1999 Dodge Durango SP 360 4×4
DJM Suspension lowered the SP 360’s ride height to enhance handling, and Stillen offered an optional brake upgrade to AP Racing six-piston calipers that clamped down on drilled and slotted rotors. These calipers shared their lugnuts with exclusive Daytona five-spoke alloys. Combined with SP 360-unique bumpers, metallic blue paint taken from the Dodge Viper and racing stripes, it made these Shelby models unmistakable for anything less.
SP 360s’ interiors were dressed up too, complete with comically out-of-place carbon fiber trim. The trucks featured Cerullo XR bucket seats in both the front and rear, all of which were embroidered with Carroll’s name in true Shelby fashion. Back seat occupants could enjoy the finest in-car entertainment the ’90s had to offer in the form of a DVD player, where you could enjoy The Matrix in glorious 480p.

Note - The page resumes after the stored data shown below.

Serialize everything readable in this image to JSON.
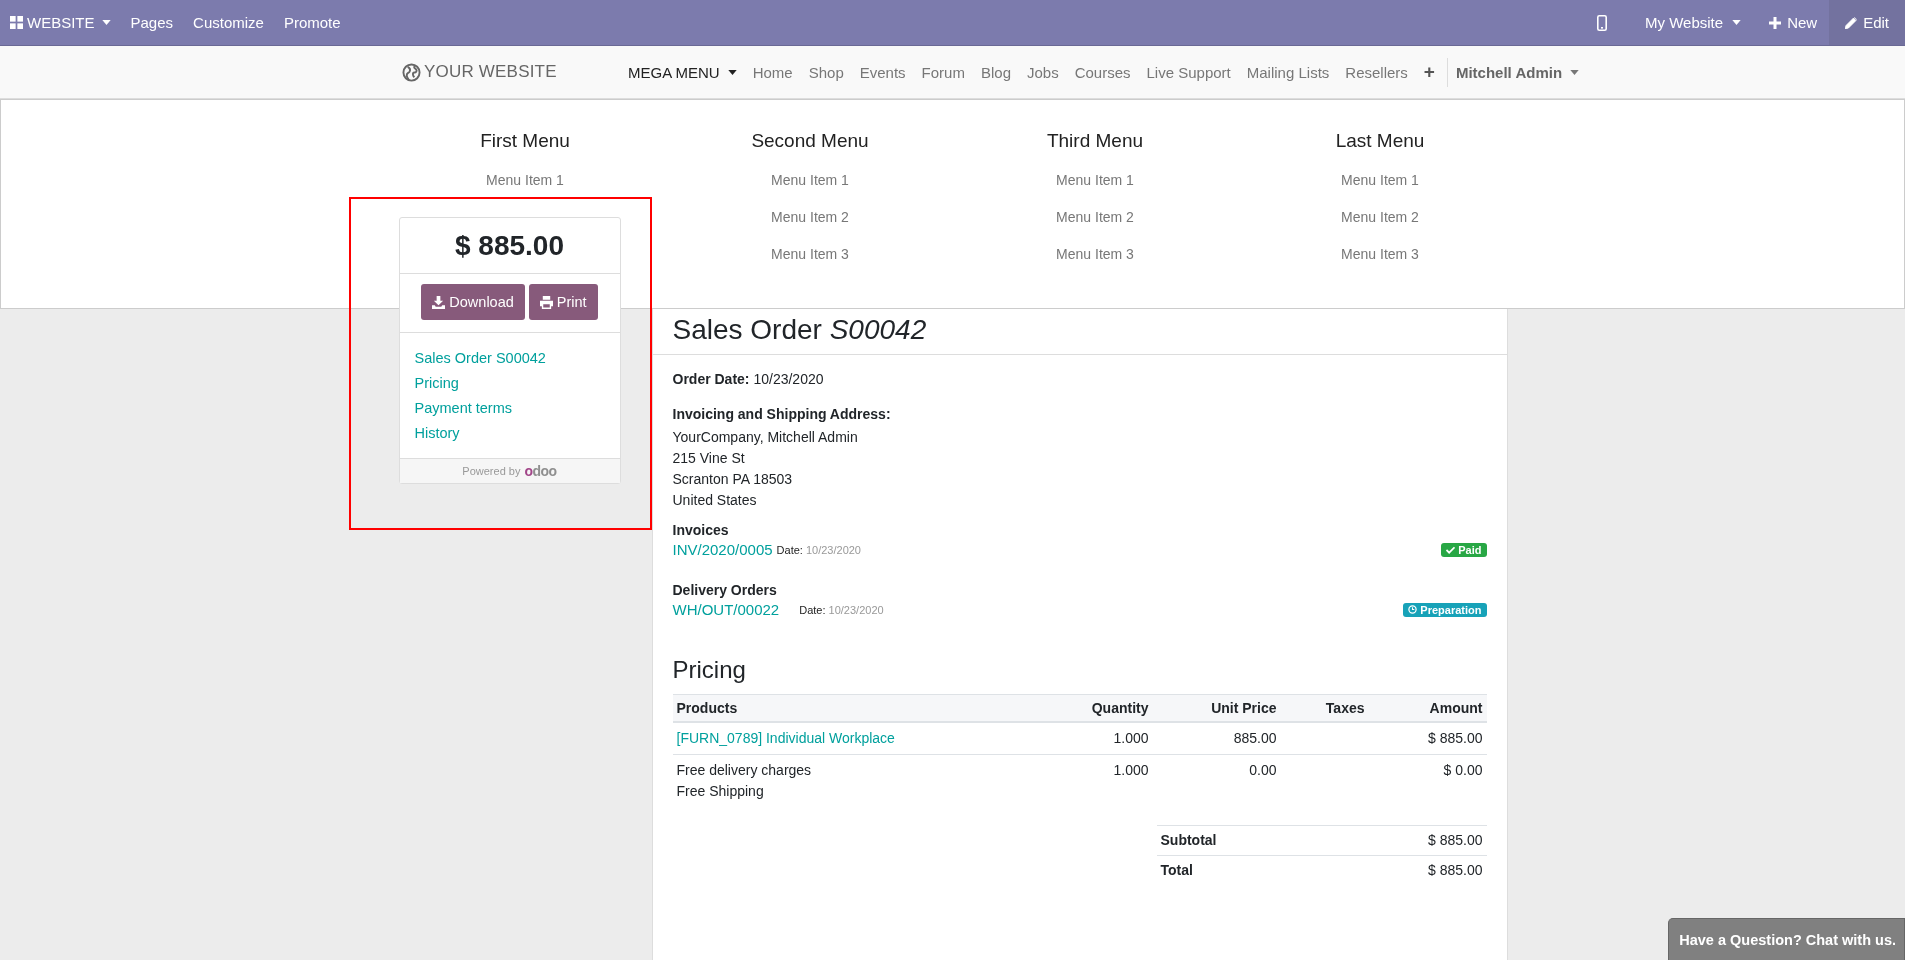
{
  "admin_bar": {
    "app": "WEBSITE",
    "menu": [
      "Pages",
      "Customize",
      "Promote"
    ],
    "website": "My Website",
    "new": "New",
    "edit": "Edit"
  },
  "navbar": {
    "logo": "YOUR WEBSITE",
    "items": [
      {
        "label": "MEGA MENU",
        "kind": "dropdown",
        "selected": true
      },
      {
        "label": "Home",
        "kind": "link",
        "selected": false
      },
      {
        "label": "Shop",
        "kind": "link",
        "selected": false
      },
      {
        "label": "Events",
        "kind": "link",
        "selected": false
      },
      {
        "label": "Forum",
        "kind": "link",
        "selected": false
      },
      {
        "label": "Blog",
        "kind": "link",
        "selected": false
      },
      {
        "label": "Jobs",
        "kind": "link",
        "selected": false
      },
      {
        "label": "Courses",
        "kind": "link",
        "selected": false
      },
      {
        "label": "Live Support",
        "kind": "link",
        "selected": false
      },
      {
        "label": "Mailing Lists",
        "kind": "link",
        "selected": false
      },
      {
        "label": "Resellers",
        "kind": "link",
        "selected": false
      },
      {
        "label": "+",
        "kind": "add",
        "selected": false
      }
    ],
    "user": "Mitchell Admin"
  },
  "mega_menu": {
    "columns": [
      {
        "title": "First Menu",
        "items": [
          "Menu Item 1"
        ]
      },
      {
        "title": "Second Menu",
        "items": [
          "Menu Item 1",
          "Menu Item 2",
          "Menu Item 3"
        ]
      },
      {
        "title": "Third Menu",
        "items": [
          "Menu Item 1",
          "Menu Item 2",
          "Menu Item 3"
        ]
      },
      {
        "title": "Last Menu",
        "items": [
          "Menu Item 1",
          "Menu Item 2",
          "Menu Item 3"
        ]
      }
    ]
  },
  "sidebar": {
    "amount": "$ 885.00",
    "buttons": [
      {
        "label": "Download",
        "kind": "download"
      },
      {
        "label": "Print",
        "kind": "print"
      }
    ],
    "links": [
      "Sales Order S00042",
      "Pricing",
      "Payment terms",
      "History"
    ],
    "powered_by": "Powered by",
    "logo": "odoo"
  },
  "order": {
    "title": "Sales Order",
    "number": "S00042",
    "order_date_label": "Order Date:",
    "order_date": "10/23/2020",
    "address_label": "Invoicing and Shipping Address:",
    "address_lines": [
      "YourCompany, Mitchell Admin",
      "215 Vine St",
      "Scranton PA 18503",
      "United States"
    ],
    "sections": [
      {
        "title": "Invoices",
        "reference": "INV/2020/0005",
        "date_label": "Date:",
        "date": "10/23/2020",
        "status": "Paid",
        "kind": "paid",
        "color": "#28a745"
      },
      {
        "title": "Delivery Orders",
        "reference": "WH/OUT/00022",
        "date_label": "Date:",
        "date": "10/23/2020",
        "status": "Preparation",
        "kind": "preparation",
        "color": "#17a2b8"
      }
    ]
  },
  "pricing": {
    "title": "Pricing",
    "columns": [
      "Products",
      "Quantity",
      "Unit Price",
      "Taxes",
      "Amount"
    ],
    "rows": [
      {
        "kind": "link",
        "product": [
          "[FURN_0789] Individual Workplace"
        ],
        "quantity": "1.000",
        "unit_price": "885.00",
        "amount": "$ 885.00"
      },
      {
        "kind": "text",
        "product": [
          "Free delivery charges",
          "Free Shipping"
        ],
        "quantity": "1.000",
        "unit_price": "0.00",
        "amount": "$ 0.00"
      }
    ],
    "totals": [
      {
        "label": "Subtotal",
        "value": "$ 885.00"
      },
      {
        "label": "Total",
        "value": "$ 885.00"
      }
    ]
  },
  "chat_button": "Have a Question? Chat with us."
}
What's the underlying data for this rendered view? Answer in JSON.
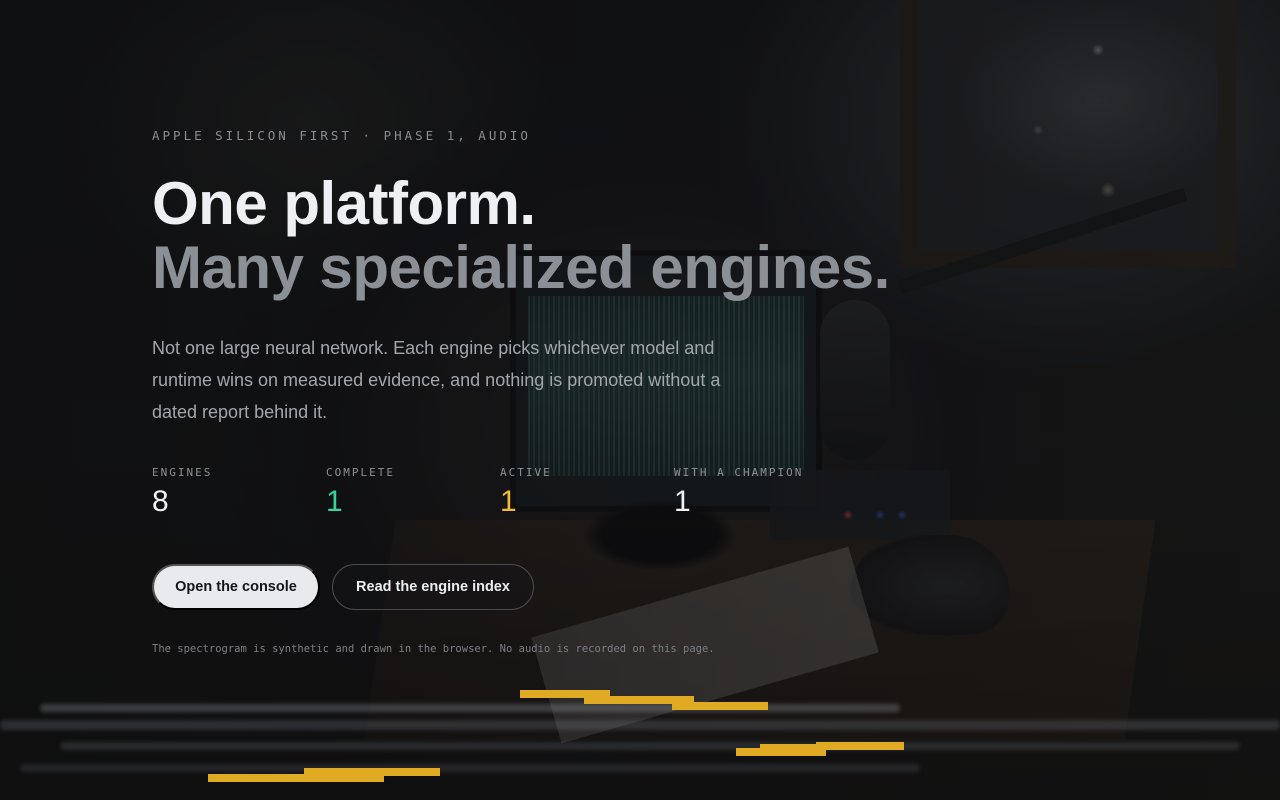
{
  "hero": {
    "eyebrow": "APPLE SILICON FIRST · PHASE 1, AUDIO",
    "headline_line1": "One platform.",
    "headline_line2": "Many specialized engines.",
    "lede": "Not one large neural network. Each engine picks whichever model and runtime wins on measured evidence, and nothing is promoted without a dated report behind it."
  },
  "stats": [
    {
      "label": "ENGINES",
      "value": "8",
      "color": "#f1f2f4"
    },
    {
      "label": "COMPLETE",
      "value": "1",
      "color": "#35d39a"
    },
    {
      "label": "ACTIVE",
      "value": "1",
      "color": "#f2b93b"
    },
    {
      "label": "WITH A CHAMPION",
      "value": "1",
      "color": "#f1f2f4"
    }
  ],
  "actions": {
    "primary_label": "Open the console",
    "secondary_label": "Read the engine index"
  },
  "footnote": "The spectrogram is synthetic and drawn in the browser. No audio is recorded on this page.",
  "colors": {
    "accent_complete": "#35d39a",
    "accent_active": "#f2b93b",
    "spectrogram_streak": "#e0aa22",
    "background": "#0e0f11"
  }
}
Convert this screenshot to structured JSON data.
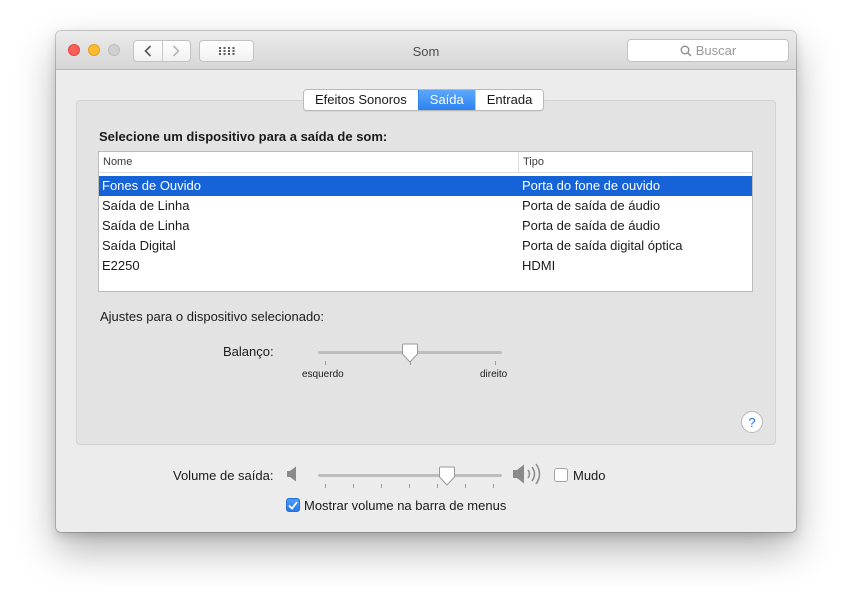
{
  "window": {
    "title": "Som",
    "search": {
      "placeholder": "Buscar",
      "icon": "search-icon"
    }
  },
  "tabs": [
    {
      "label": "Efeitos Sonoros",
      "active": false
    },
    {
      "label": "Saída",
      "active": true
    },
    {
      "label": "Entrada",
      "active": false
    }
  ],
  "output": {
    "section_title": "Selecione um dispositivo para a saída de som:",
    "columns": [
      "Nome",
      "Tipo"
    ],
    "devices": [
      {
        "name": "Fones de Ouvido",
        "type": "Porta do fone de ouvido",
        "selected": true
      },
      {
        "name": "Saída de Linha",
        "type": "Porta de saída de áudio",
        "selected": false
      },
      {
        "name": "Saída de Linha",
        "type": "Porta de saída de áudio",
        "selected": false
      },
      {
        "name": "Saída Digital",
        "type": "Porta de saída digital óptica",
        "selected": false
      },
      {
        "name": "E2250",
        "type": "HDMI",
        "selected": false
      }
    ],
    "adjust_label": "Ajustes para o dispositivo selecionado:",
    "balance": {
      "label": "Balanço:",
      "left_label": "esquerdo",
      "right_label": "direito",
      "value": 0.5
    }
  },
  "help_glyph": "?",
  "volume": {
    "label": "Volume de saída:",
    "value": 0.72,
    "mute_label": "Mudo",
    "muted": false,
    "show_in_menu_label": "Mostrar volume na barra de menus",
    "show_in_menu": true
  },
  "colors": {
    "selection": "#1663d8",
    "tab_active": "#2c82f0",
    "close": "#fc5f57",
    "minimize": "#fdbc2e"
  }
}
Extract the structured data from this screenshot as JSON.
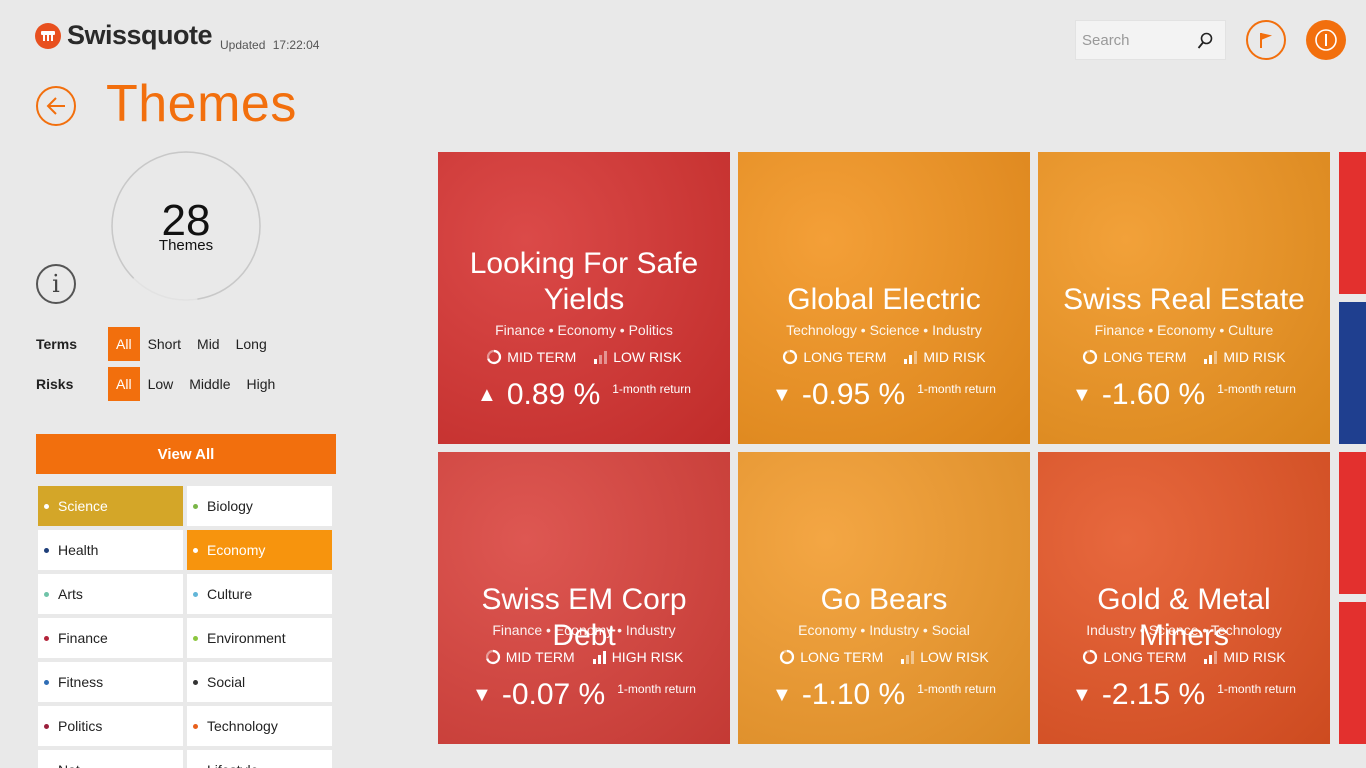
{
  "app": {
    "logo_text": "Swissquote",
    "updated_label": "Updated",
    "updated_time": "17:22:04"
  },
  "header": {
    "search_placeholder": "Search"
  },
  "page": {
    "title": "Themes"
  },
  "counter": {
    "count": "28",
    "label": "Themes",
    "progress": 0.85
  },
  "filters": {
    "terms": {
      "label": "Terms",
      "options": [
        "All",
        "Short",
        "Mid",
        "Long"
      ],
      "selected": "All"
    },
    "risks": {
      "label": "Risks",
      "options": [
        "All",
        "Low",
        "Middle",
        "High"
      ],
      "selected": "All"
    }
  },
  "view_all_label": "View All",
  "categories": [
    {
      "label": "Science",
      "dot": "#ffffff",
      "selected": true,
      "sel_color": "#d4a628"
    },
    {
      "label": "Biology",
      "dot": "#7ab648",
      "selected": false
    },
    {
      "label": "Health",
      "dot": "#1f3f7a",
      "selected": false
    },
    {
      "label": "Economy",
      "dot": "#ffffff",
      "selected": true,
      "sel_color": "#f7940d"
    },
    {
      "label": "Arts",
      "dot": "#6fc3a8",
      "selected": false
    },
    {
      "label": "Culture",
      "dot": "#62b6d8",
      "selected": false
    },
    {
      "label": "Finance",
      "dot": "#b3243a",
      "selected": false
    },
    {
      "label": "Environment",
      "dot": "#8cc63f",
      "selected": false
    },
    {
      "label": "Fitness",
      "dot": "#2f6db5",
      "selected": false
    },
    {
      "label": "Social",
      "dot": "#333333",
      "selected": false
    },
    {
      "label": "Politics",
      "dot": "#9b1f3c",
      "selected": false
    },
    {
      "label": "Technology",
      "dot": "#e8601c",
      "selected": false
    },
    {
      "label": "Nat",
      "dot": "#7ab648",
      "selected": false
    },
    {
      "label": "Lifestyle",
      "dot": "#c24a8e",
      "selected": false
    }
  ],
  "tiles": [
    {
      "title": "Looking For Safe Yields",
      "tags": "Finance • Economy • Politics",
      "term": "MID TERM",
      "risk": "LOW RISK",
      "direction": "up",
      "return": "0.89 %",
      "return_label": "1-month return",
      "color": "#d6312f",
      "risk_level": 1,
      "term_level": 2
    },
    {
      "title": "Global Electric",
      "tags": "Technology • Science • Industry",
      "term": "LONG TERM",
      "risk": "MID RISK",
      "direction": "down",
      "return": "-0.95 %",
      "return_label": "1-month return",
      "color": "#f2921c",
      "risk_level": 2,
      "term_level": 3
    },
    {
      "title": "Swiss Real Estate",
      "tags": "Finance • Economy • Culture",
      "term": "LONG TERM",
      "risk": "MID RISK",
      "direction": "down",
      "return": "-1.60 %",
      "return_label": "1-month return",
      "color": "#f0941e",
      "risk_level": 2,
      "term_level": 3
    },
    {
      "title": "Swiss EM Corp Debt",
      "tags": "Finance • Economy • Industry",
      "term": "MID TERM",
      "risk": "HIGH RISK",
      "direction": "down",
      "return": "-0.07 %",
      "return_label": "1-month return",
      "color": "#d9403a",
      "risk_level": 3,
      "term_level": 2
    },
    {
      "title": "Go Bears",
      "tags": "Economy • Industry • Social",
      "term": "LONG TERM",
      "risk": "LOW RISK",
      "direction": "down",
      "return": "-1.10 %",
      "return_label": "1-month return",
      "color": "#f29a2a",
      "risk_level": 1,
      "term_level": 3
    },
    {
      "title": "Gold & Metal Miners",
      "tags": "Industry • Science • Technology",
      "term": "LONG TERM",
      "risk": "MID RISK",
      "direction": "down",
      "return": "-2.15 %",
      "return_label": "1-month return",
      "color": "#e45323",
      "risk_level": 2,
      "term_level": 3
    }
  ],
  "edge_tiles": [
    "#e3302e",
    "#1f3f8f",
    "#e3302e"
  ]
}
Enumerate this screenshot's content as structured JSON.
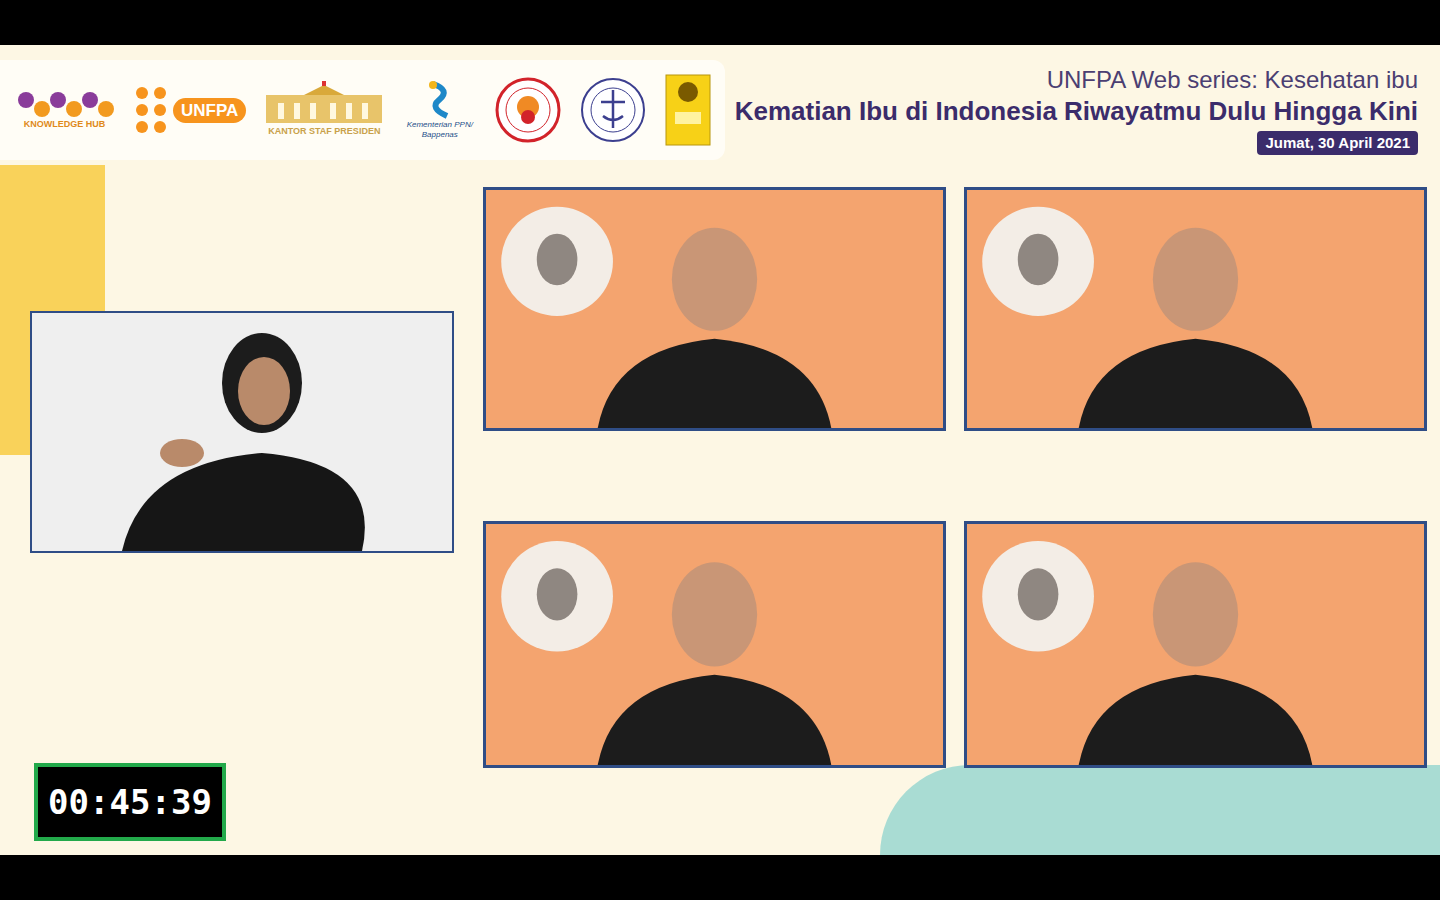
{
  "header": {
    "logos": [
      {
        "kind": "knowledge-hub",
        "label": "KNOWLEDGE HUB"
      },
      {
        "kind": "unfpa",
        "label": "UNFPA"
      },
      {
        "kind": "ksp",
        "label": "KANTOR STAF PRESIDEN"
      },
      {
        "kind": "bappenas",
        "label": "Kementerian PPN/ Bappenas"
      },
      {
        "kind": "seal-red"
      },
      {
        "kind": "seal-blue"
      },
      {
        "kind": "shield-yellow"
      }
    ],
    "series": "UNFPA Web series: Kesehatan ibu",
    "title": "Kematian Ibu di Indonesia Riwayatmu Dulu Hingga Kini",
    "date": "Jumat, 30 April 2021"
  },
  "participants": [
    {
      "kind": "interpreter"
    },
    {
      "kind": "speaker"
    },
    {
      "kind": "speaker"
    },
    {
      "kind": "speaker"
    },
    {
      "kind": "speaker"
    }
  ],
  "timer": "00:45:39"
}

Only 300 Durango SP 360s were ever built, making it far rarer than the Durango SRT Hellcat will ever be. This SP 360 located in Washington state could be a shrewd buy accordingly. This one has the optional four-wheel drive, but not the upgraded AP Racing brakes, so it might be better suited to mudding than motorsport if the custom bodywork held up. Since its original sale in 1999, it has accrued less than 39,000 miles, and it received upgraded valve guides to address known problems with the 5.9 Magnum engine heads.
Despite being so well-kept, rare and what Millennials call rad, this Shelby SUV doesn’t cost Cobra cash. Its seller on ClassicCars.com is asking a mere $25,500. As anyone who’s browsed Shelby’s catalog today would know, there are certainly worse ways to empty your pockets on Shelby merch.